Departmental Learning Goals
The Department of East Asian Languages and Cultures aims to foster broad cultural awareness while providing the most rigorous possible training in Chinese, Japanese, and Korean languages. The department offers coordinated three-year sequences of language instruction, as well as electives taught in East Asian languages and in English. Students in the program should develop not only cultural literacy in the language area of their choice but an understanding of the world from the perspective of East Asia.
East Asian Studies in EALAC
The East Asian Department seeks to give students comprehensive exposure to the cultures of East Asia. The department’s wide selection of elective courses taught in English, Chinese, Japanese and Korean serves students throughout the university as well as majors and minors in the program. Through this blend of East Asian-language and English-language courses, the department seeks to enrich students’ understanding of East Asian social, cultural, and literary traditions and to give them a sophisticated appreciation of contemporary East Asia beyond common stereotypes. The gateway course “East Asia: Texts and Contexts” introduces students to topics in the classical and contemporary literary and cultural traditions of East Asia through works in English translation. Other courses offered in English range across themes from classical poetry to myths and folklore, to contemporary animated film. These courses are all founded in the common tradition of the humanities, making them suitable complements to study in a variety of disciplines.

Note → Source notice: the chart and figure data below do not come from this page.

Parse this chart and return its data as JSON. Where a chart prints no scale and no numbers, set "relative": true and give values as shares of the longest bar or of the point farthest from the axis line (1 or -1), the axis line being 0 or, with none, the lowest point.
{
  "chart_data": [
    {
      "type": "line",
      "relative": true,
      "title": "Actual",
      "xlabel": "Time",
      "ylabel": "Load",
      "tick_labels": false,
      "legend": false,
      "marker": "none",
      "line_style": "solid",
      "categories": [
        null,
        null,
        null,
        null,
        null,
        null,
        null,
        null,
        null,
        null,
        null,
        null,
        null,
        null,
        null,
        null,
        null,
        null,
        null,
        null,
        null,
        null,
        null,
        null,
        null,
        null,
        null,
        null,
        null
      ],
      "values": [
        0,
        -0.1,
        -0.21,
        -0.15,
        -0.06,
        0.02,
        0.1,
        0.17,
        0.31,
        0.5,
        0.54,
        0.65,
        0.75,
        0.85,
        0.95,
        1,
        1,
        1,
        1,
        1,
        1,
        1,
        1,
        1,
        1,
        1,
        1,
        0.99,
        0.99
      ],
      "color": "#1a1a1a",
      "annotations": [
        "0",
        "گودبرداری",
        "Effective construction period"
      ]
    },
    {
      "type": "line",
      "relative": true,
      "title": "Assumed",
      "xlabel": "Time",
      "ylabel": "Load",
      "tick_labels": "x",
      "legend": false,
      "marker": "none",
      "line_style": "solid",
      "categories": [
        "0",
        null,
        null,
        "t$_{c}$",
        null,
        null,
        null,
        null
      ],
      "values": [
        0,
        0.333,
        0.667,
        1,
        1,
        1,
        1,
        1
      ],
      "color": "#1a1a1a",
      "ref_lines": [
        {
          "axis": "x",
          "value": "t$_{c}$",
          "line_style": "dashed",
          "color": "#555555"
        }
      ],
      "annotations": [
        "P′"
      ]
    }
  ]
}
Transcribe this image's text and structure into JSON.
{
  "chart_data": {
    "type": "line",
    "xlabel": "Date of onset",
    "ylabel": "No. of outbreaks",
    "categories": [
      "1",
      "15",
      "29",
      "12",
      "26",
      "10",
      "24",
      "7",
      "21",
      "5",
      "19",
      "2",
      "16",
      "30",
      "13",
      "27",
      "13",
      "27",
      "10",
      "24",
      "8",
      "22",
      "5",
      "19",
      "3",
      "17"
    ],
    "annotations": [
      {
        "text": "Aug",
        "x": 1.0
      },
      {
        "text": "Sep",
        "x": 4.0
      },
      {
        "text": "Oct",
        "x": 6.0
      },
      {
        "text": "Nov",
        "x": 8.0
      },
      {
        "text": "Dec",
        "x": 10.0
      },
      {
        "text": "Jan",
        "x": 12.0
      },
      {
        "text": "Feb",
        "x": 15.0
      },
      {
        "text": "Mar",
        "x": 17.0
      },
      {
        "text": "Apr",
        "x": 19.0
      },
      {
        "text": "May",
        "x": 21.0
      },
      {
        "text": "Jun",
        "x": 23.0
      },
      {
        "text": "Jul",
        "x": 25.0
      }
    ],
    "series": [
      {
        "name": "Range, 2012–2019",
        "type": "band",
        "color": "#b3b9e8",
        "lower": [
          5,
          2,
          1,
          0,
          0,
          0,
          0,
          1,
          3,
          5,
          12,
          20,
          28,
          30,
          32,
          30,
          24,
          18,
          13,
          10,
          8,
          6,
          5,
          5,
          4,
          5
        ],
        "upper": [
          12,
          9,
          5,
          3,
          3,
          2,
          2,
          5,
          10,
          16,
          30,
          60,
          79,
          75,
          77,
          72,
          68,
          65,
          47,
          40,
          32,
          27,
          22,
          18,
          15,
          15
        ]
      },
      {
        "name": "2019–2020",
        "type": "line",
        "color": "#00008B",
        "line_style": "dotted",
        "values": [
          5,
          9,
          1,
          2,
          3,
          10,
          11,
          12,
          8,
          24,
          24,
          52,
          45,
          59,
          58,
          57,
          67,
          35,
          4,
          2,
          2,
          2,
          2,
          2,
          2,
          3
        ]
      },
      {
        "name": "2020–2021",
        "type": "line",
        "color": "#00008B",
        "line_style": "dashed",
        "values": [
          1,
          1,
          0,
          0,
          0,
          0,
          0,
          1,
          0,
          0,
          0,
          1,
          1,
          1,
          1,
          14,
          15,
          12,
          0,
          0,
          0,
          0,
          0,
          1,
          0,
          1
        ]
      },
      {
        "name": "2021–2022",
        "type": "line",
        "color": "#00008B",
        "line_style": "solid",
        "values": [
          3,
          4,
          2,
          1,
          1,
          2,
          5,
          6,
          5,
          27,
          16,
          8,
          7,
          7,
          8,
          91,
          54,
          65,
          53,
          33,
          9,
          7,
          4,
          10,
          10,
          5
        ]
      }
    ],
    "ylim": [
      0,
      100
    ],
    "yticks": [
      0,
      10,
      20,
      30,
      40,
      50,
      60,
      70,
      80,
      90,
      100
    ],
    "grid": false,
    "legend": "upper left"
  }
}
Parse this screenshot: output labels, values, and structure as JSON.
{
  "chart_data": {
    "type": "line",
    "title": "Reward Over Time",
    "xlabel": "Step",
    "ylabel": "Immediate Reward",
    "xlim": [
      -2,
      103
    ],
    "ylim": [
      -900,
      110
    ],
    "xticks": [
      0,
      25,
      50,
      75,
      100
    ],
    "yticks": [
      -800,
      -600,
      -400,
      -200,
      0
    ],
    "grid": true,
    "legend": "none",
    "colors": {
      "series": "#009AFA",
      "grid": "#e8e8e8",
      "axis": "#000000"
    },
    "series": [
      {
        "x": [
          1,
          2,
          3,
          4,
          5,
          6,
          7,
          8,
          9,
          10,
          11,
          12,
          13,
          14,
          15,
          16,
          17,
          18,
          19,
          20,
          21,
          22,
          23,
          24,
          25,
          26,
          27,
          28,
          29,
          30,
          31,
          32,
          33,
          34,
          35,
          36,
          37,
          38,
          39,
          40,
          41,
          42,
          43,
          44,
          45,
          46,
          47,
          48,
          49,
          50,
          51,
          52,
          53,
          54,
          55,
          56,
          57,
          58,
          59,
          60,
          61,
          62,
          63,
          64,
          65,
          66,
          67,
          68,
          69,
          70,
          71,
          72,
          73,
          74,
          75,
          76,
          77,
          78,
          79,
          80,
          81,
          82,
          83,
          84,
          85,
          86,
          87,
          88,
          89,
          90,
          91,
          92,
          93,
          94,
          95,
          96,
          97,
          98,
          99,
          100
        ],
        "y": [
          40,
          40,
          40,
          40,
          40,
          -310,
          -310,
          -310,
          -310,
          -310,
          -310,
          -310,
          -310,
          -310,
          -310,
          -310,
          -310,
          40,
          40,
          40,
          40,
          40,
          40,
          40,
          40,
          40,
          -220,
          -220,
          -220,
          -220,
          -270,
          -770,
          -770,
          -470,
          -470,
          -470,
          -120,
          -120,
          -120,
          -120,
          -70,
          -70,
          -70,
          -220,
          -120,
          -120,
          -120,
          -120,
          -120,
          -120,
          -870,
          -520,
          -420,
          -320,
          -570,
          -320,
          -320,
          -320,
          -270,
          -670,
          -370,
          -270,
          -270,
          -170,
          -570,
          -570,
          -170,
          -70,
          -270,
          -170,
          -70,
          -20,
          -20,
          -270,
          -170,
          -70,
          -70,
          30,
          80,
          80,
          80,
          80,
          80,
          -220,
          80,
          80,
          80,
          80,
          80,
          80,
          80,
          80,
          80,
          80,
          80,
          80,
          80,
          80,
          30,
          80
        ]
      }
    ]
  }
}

Language and culture are integrated throughout the EALAC curriculum.
The department’s broad goals for language learning are:
- Functional fluency in the spoken language for everyday situations in that language environment.
- The ability to make a formal presentation in the language about a subject in the student’s area of academic or professional interest.
- The ability to read and comprehend professional, academic or literary texts written in the modern language (in the case of Chinese, in both simplified and traditional characters). Students of Chinese will also develop the ability to read texts in the classical language.
Language Learning Goals
More specifically, our students should acquire the following language knowledge and skills:
- Advanced vocabulary and grammar, and both formal and informal, written and spoken expressions, suitable to various contexts
- Socio-cultural knowledge that enables them to communicate in an appropriate register in real-world situations
- Understanding of the target culture by comparing and/or making connections to their own
- The ability to handle a variety of authentic audio, visual, and written and printed resources including academic or literary texts written in the target language (in the case of Chinese, in both simplified and traditional characters) independently
- The ability to articulate their own thoughts and opinions in a coherent, persuasive manner in the target language
- The ability to plan and successfully produce spoken and written presentations.
One additional goal of the language programs in EALAC is to give students the tools to pursue their language study beyond the classroom and beyond graduation. The East Asian languages are among the most difficult for monolingual English speakers to achieve fluency in. Written Chinese and Japanese take a particularly long time. Even for the most accomplished non-native students, language learning is not over with three or four years in the classroom. A large percentage of students who pass through courses in Georgetown EALAC go on to live and work in East Asia or to pursue further study involving East Asian languages. The program seeks to equip these students with the linguistic and intellectual foundations to flourish and continue to develop in whatever East Asian professional or academic environment they enter after graduation.
Cultural Learning Goals
The program’s overall goals for cultural learning include the following:
- General knowledge of classical traditions and contemporary cultures of East Asia in all facets, including new media and popular culture as well as history, religious traditions, major works of the literary canon and writing on social issues. The introductory course East Asia: Texts and Contexts and the range of electives are the primary vehicles in the curriculum for this cultural component of the majors.
- The ability to do in-depth research on a humanities-related original topic of the student’s choice, using both English and East Asian language research and primary source materials. Toward this end, Chinese and Japanese majors cap their four years of study with a thesis written for the Senior Seminar. The students may write this thesis in either English or the language of study. In either case, students writing the thesis must demonstrate their ability to manage textual sources in their language of study. In the final semester of senior year, a few students also complete an honors thesis, which must demonstrate original research drawing heavily on Japanese or Chinese sources.
- Broadly, “cultural translation” ability—that is, the ability to move between East Asian and other cultural contexts socially, linguistically, and intellectually, and to convey knowledge from one context to the other. This includes understanding linguistic and non-linguistic customs and behavior in East Asian socio-cultural situations. It also includes drawing knowledge from Chinese, Japanese or Korean texts and experiences and finding ways to translate or express that knowledge to audiences outside East Asia.